Conor McCormick-Cavanagh
As part of Colorado’s emergency response to the pandemic, state officials recently formed the State Homeless Task Force, which has the purpose of “determining needs and gaps within the state, and filling those with local, state or federal resources” and coordinating with local communities for “information and guidance, resources and coordination, and technical assistance,” according to Brett McPherson, a spokesperson for the Colorado Department of Local Affairs.

“The pandemic has brought up a lot of the cracks and weaknesses in the homeless response system, so I think there is opportunity for us to do broader-based planning. I think the will is there,” says Meyer, who is part of the task force. The group’s membership includes representatives of both state and local entities focused on homelessness; they’ve been working primarily on daily and weekly efforts to navigate housing and homelessness needs during the pandemic. In the near future, the task force will produce reports that highlight regional capacities for cold weather emergency shelter and how to better communicate the existence of resources, according to Fisher, who serves on the task force.
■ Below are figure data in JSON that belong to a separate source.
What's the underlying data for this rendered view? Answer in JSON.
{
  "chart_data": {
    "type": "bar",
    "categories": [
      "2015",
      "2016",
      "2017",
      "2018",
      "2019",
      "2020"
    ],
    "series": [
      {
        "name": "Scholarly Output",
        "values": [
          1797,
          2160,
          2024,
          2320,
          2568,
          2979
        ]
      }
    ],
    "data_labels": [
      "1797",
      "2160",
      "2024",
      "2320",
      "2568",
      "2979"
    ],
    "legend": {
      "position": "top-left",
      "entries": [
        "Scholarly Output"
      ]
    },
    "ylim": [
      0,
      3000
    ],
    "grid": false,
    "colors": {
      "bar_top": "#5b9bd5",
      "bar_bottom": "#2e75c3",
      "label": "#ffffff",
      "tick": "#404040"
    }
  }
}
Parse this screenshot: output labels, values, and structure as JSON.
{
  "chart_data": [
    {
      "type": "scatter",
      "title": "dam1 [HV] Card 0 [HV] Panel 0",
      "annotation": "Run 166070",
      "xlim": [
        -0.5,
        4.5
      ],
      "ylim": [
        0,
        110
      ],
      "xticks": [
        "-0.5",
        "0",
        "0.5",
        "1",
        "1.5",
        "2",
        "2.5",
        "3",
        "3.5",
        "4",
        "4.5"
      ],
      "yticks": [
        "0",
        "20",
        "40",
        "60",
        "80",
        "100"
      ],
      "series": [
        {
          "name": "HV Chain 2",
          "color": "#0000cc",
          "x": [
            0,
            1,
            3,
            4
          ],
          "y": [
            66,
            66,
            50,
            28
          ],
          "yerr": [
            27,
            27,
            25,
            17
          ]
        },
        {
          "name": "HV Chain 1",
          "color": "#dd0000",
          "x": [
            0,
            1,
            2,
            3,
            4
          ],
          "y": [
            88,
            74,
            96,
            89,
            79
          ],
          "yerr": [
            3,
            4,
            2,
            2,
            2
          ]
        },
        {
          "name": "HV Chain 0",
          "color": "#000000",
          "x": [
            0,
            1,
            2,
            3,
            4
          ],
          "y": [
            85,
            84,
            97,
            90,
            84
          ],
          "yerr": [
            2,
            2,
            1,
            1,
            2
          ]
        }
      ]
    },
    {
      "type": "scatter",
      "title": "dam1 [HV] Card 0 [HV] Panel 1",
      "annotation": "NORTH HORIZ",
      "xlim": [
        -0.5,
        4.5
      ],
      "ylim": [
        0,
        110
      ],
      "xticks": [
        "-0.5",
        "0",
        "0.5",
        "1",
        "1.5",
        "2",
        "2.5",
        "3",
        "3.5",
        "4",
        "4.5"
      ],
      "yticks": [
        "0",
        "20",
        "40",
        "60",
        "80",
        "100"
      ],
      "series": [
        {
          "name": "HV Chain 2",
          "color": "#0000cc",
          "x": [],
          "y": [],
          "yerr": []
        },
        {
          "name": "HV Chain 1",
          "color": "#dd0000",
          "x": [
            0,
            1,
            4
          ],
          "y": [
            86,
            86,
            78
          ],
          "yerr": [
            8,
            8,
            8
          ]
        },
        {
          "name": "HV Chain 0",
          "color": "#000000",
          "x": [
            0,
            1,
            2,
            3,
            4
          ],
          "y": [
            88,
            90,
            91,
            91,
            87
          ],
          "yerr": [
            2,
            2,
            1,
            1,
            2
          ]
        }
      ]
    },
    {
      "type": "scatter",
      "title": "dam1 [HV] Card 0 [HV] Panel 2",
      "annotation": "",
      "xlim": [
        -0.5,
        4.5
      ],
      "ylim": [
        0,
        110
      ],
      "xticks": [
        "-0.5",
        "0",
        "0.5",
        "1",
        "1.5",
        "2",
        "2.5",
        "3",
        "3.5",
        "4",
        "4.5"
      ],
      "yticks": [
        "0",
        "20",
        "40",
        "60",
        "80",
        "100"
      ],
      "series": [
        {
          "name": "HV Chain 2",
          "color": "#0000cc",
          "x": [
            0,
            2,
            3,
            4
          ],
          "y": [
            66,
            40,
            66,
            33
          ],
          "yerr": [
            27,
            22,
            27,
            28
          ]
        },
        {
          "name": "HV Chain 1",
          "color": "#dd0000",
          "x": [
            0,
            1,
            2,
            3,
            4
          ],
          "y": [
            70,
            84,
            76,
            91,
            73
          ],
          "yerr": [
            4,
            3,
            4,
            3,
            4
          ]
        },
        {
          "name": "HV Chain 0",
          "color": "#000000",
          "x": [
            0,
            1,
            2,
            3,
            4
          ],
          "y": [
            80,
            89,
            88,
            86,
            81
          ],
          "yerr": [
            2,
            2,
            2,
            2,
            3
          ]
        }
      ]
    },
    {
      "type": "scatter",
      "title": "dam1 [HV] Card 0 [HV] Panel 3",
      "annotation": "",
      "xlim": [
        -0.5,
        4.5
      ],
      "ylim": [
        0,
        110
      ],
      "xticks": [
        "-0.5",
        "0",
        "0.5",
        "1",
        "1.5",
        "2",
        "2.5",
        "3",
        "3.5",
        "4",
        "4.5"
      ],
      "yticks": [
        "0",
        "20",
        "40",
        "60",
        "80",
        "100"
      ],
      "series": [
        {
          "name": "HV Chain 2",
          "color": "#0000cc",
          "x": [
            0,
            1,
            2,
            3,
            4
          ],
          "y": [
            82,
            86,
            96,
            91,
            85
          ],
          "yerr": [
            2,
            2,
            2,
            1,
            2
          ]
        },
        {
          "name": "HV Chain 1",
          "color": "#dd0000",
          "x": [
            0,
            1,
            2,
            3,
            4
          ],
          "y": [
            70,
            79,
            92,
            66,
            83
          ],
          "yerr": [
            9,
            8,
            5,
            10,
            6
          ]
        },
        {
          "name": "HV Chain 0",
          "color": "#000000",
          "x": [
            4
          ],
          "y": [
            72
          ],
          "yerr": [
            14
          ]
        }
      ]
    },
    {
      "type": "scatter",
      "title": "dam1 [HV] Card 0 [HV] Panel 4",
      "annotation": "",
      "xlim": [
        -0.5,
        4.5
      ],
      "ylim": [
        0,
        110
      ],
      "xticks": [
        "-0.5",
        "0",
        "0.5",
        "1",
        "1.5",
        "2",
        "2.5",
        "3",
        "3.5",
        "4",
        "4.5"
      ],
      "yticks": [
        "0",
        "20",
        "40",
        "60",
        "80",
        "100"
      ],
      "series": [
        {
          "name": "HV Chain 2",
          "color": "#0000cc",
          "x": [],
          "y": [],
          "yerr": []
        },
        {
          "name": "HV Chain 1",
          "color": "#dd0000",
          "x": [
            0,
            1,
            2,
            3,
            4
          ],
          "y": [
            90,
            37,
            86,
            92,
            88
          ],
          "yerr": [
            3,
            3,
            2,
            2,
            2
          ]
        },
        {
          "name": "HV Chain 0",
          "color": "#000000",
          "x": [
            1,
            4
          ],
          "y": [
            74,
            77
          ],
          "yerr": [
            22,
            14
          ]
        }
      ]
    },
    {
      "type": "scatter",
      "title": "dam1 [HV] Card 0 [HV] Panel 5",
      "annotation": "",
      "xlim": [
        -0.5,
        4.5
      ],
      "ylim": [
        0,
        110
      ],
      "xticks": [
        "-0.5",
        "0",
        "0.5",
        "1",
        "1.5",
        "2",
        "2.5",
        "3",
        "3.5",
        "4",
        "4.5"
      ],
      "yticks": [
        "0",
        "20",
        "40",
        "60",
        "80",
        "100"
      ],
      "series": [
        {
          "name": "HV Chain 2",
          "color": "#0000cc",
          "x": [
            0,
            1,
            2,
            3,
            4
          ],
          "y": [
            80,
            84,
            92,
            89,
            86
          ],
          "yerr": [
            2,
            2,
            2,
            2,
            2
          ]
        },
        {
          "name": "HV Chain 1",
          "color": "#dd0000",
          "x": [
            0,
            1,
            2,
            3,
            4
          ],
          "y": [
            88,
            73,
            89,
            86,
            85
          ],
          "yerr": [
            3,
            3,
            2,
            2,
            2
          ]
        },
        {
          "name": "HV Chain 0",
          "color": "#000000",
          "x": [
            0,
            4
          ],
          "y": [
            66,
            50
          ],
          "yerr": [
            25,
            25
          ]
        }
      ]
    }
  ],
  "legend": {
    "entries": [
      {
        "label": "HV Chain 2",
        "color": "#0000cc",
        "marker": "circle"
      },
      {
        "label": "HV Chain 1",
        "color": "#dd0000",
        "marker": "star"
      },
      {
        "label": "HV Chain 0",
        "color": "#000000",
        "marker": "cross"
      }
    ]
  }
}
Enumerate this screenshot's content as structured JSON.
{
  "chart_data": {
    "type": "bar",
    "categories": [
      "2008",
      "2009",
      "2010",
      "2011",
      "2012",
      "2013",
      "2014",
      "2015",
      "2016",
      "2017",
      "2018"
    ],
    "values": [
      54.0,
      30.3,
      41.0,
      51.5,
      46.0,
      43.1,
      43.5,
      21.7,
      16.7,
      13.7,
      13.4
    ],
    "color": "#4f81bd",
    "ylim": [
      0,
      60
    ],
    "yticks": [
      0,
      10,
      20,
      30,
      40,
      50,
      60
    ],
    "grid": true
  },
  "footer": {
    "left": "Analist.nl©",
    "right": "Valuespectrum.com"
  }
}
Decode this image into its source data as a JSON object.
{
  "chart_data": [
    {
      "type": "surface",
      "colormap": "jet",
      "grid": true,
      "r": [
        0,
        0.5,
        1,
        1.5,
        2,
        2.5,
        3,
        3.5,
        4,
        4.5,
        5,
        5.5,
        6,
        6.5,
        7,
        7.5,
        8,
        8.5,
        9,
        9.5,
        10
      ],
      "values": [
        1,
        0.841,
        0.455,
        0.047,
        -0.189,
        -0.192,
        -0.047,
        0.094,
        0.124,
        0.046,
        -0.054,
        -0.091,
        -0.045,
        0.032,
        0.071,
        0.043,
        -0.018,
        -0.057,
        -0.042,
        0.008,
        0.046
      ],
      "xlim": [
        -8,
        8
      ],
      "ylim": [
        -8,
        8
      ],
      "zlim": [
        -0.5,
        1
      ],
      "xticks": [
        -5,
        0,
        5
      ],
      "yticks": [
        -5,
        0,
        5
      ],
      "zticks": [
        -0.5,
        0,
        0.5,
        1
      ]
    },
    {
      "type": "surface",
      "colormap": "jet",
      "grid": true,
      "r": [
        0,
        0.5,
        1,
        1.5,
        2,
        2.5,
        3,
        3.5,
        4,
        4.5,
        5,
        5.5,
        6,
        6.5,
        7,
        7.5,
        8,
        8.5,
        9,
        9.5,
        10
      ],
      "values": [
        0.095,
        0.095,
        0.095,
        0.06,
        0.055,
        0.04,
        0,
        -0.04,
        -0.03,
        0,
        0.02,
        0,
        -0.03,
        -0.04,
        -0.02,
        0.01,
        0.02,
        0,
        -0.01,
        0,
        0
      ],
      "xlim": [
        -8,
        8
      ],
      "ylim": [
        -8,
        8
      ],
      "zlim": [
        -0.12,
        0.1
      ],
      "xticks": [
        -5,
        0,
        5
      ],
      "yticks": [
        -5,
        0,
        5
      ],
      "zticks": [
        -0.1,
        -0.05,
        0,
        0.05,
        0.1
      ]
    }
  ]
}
“I hope we don’t lose this muscle memory. This is the coordination and collaboration we need to continue, and I think we can,” she adds. “The pandemic put a focus on immediate urgent public-health issues, but they also help us to work on this more persistent crisis that we’ve already been facing.”

Still, the task force isn’t nearly as collaborative as some providers would like it to be: The only metro municipality represented is Denver, and the only other county government involved is Summit County. So while the state and service providers are displaying better coordination during the pandemic, many jurisdictions simply aren’t part of the conversation.

Parvensky is counting on the state to continue wrangling people together to make sure that every municipality is involved in addressing the regional issue of homelessness.

“It really does take political will from the top to make something like that happen,” he says.